Verse 34 This is the only use in the NT of the adverb nounechōs which means “with nous”, i.e. mindfully or wisely. Jesus approves of the scribe’s reformulation and expansion of his own reply. It is a little difficult to capture the tone of Jesus’ compliment, because to be “not far” means also not to be there just yet, just like Joseph of Arimathea (15:43). The final line closes the dispute sequence. In this sequence, the essential Markan theology has been presented: God alone is due honour; God is one and there is no other; this God has anointed Jesus as Messiah. The sequence of teachings may reflect the catechesis of early Christianity. From now on, it is Jesus who poses the questions.
This story is significant in Mark for the following reasons:
- It underlines the deep continuity between Judaism and The Way.
- Again, in continuity with the prophets, the Temple cult is not required after its destruction.
- God is one (a point not emphasised by Matthew and Luke); in a polytheistic world, this is vital point of continuity.
- Jesus is now shown as the master interpreter of Scripture.
- Jesus teaches no specific ethics in Mark, but rather a response in faith and love to the act of God.
Pointers for prayer
1. Today’s gospel brings us right to the heart of what a Christian life involves: love of God and of neighbour. Jesus tells us that having life both now and in the future is the fruit of living in a spirit of love. How have you experienced the power of love given, and received, as a source of life and vitality?

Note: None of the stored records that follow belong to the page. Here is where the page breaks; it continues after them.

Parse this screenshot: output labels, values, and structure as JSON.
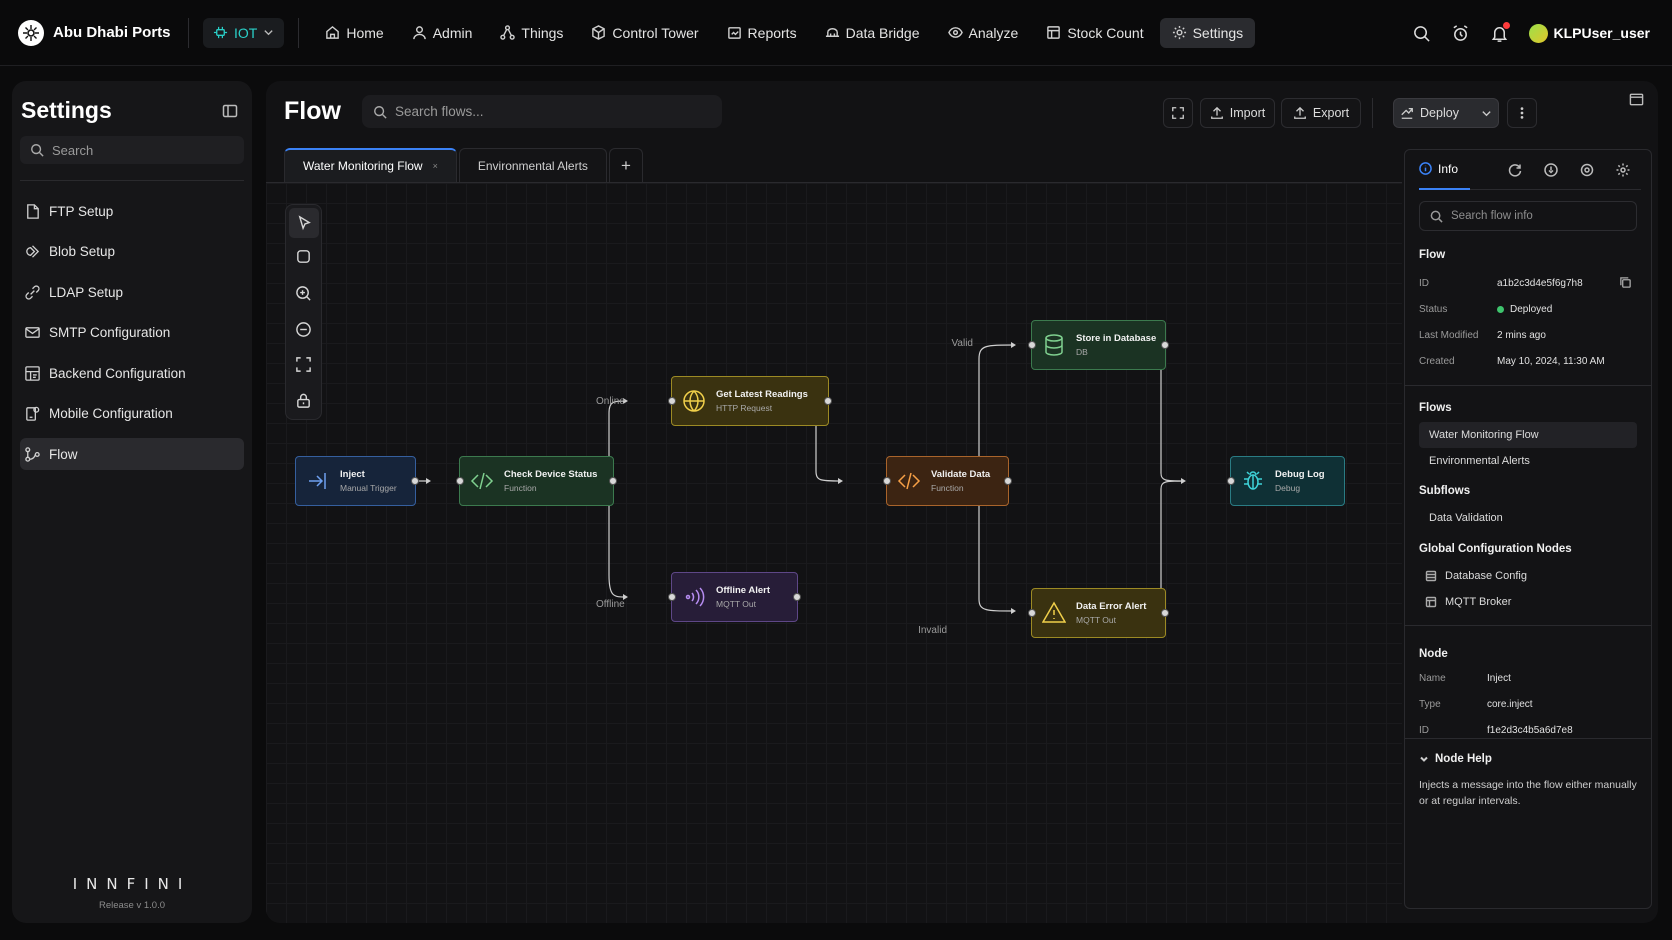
{
  "brand": {
    "name": "Abu Dhabi Ports"
  },
  "env_select": {
    "label": "IOT"
  },
  "nav": [
    {
      "label": "Home",
      "icon": "home-icon"
    },
    {
      "label": "Admin",
      "icon": "user-icon"
    },
    {
      "label": "Things",
      "icon": "things-icon"
    },
    {
      "label": "Control Tower",
      "icon": "tower-icon"
    },
    {
      "label": "Reports",
      "icon": "reports-icon"
    },
    {
      "label": "Data Bridge",
      "icon": "bridge-icon"
    },
    {
      "label": "Analyze",
      "icon": "analyze-icon"
    },
    {
      "label": "Stock Count",
      "icon": "stock-icon"
    },
    {
      "label": "Settings",
      "icon": "gear-icon",
      "active": true
    }
  ],
  "user": {
    "name": "KLPUser_user"
  },
  "sidebar": {
    "title": "Settings",
    "search_placeholder": "Search",
    "items": [
      {
        "label": "FTP Setup",
        "icon": "file-icon"
      },
      {
        "label": "Blob Setup",
        "icon": "blob-icon"
      },
      {
        "label": "LDAP Setup",
        "icon": "link-icon"
      },
      {
        "label": "SMTP Configuration",
        "icon": "mail-icon"
      },
      {
        "label": "Backend Configuration",
        "icon": "backend-icon"
      },
      {
        "label": "Mobile Configuration",
        "icon": "mobile-icon"
      },
      {
        "label": "Flow",
        "icon": "flow-icon",
        "active": true
      }
    ],
    "footer_logo": "INNFINI",
    "release": "Release v 1.0.0"
  },
  "main": {
    "title": "Flow",
    "search_placeholder": "Search flows...",
    "import_label": "Import",
    "export_label": "Export",
    "deploy_label": "Deploy"
  },
  "tabs": [
    {
      "label": "Water Monitoring Flow",
      "close": "×",
      "active": true
    },
    {
      "label": "Environmental Alerts"
    }
  ],
  "tab_add": "+",
  "flow_nodes": {
    "inject": {
      "title": "Inject",
      "type": "Manual Trigger"
    },
    "check": {
      "title": "Check Device Status",
      "type": "Function"
    },
    "readings": {
      "title": "Get Latest Readings",
      "type": "HTTP Request"
    },
    "offline": {
      "title": "Offline Alert",
      "type": "MQTT Out"
    },
    "validate": {
      "title": "Validate Data",
      "type": "Function"
    },
    "store": {
      "title": "Store in Database",
      "type": "DB"
    },
    "error": {
      "title": "Data Error Alert",
      "type": "MQTT Out"
    },
    "debug": {
      "title": "Debug Log",
      "type": "Debug"
    }
  },
  "edge_labels": {
    "online": "Online",
    "offline": "Offline",
    "valid": "Valid",
    "invalid": "Invalid"
  },
  "info_panel": {
    "tab_label": "Info",
    "search_placeholder": "Search flow info",
    "flow_heading": "Flow",
    "flow": {
      "id_label": "ID",
      "id": "a1b2c3d4e5f6g7h8",
      "status_label": "Status",
      "status": "Deployed",
      "modified_label": "Last Modified",
      "modified": "2 mins ago",
      "created_label": "Created",
      "created": "May 10, 2024, 11:30 AM"
    },
    "flows_heading": "Flows",
    "flows": [
      "Water Monitoring Flow",
      "Environmental Alerts"
    ],
    "subflows_heading": "Subflows",
    "subflows": [
      "Data Validation"
    ],
    "global_heading": "Global Configuration Nodes",
    "global_nodes": [
      "Database Config",
      "MQTT Broker"
    ],
    "node_heading": "Node",
    "node": {
      "name_label": "Name",
      "name": "Inject",
      "type_label": "Type",
      "type": "core.inject",
      "id_label": "ID",
      "id": "f1e2d3c4b5a6d7e8"
    },
    "help_heading": "Node Help",
    "help_text": "Injects a message into the flow either manually or at regular intervals."
  },
  "colors": {
    "accent": "#3b82f6",
    "status_ok": "#3ec46d",
    "brand_teal": "#2ad0c8"
  }
}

2. If you were asked what is most important in life, what would your answer be? Recall the experiences and relationships you have had. Which are the ones that you treasure most? What has particularly enriched your life? How would you encourage another person who asked you how s/he could live a full life?
3. Jesus praises the questioner as one who had answered wisely. Recall some of the wise people you have known, people who in their words and actions impressed you with their capacity to see and treasure what is important in life.
Lord our God, you are the one God and there is no other. Give us grace to hear and heed the great commandment of your kingdom, that we may love you with all our heart and our neighbour as ourselves. Through our Lord Jesus Christ, your Son, who lives and reigns with you in the unity of the Holy Spirit, God, for ever and ever. Amen.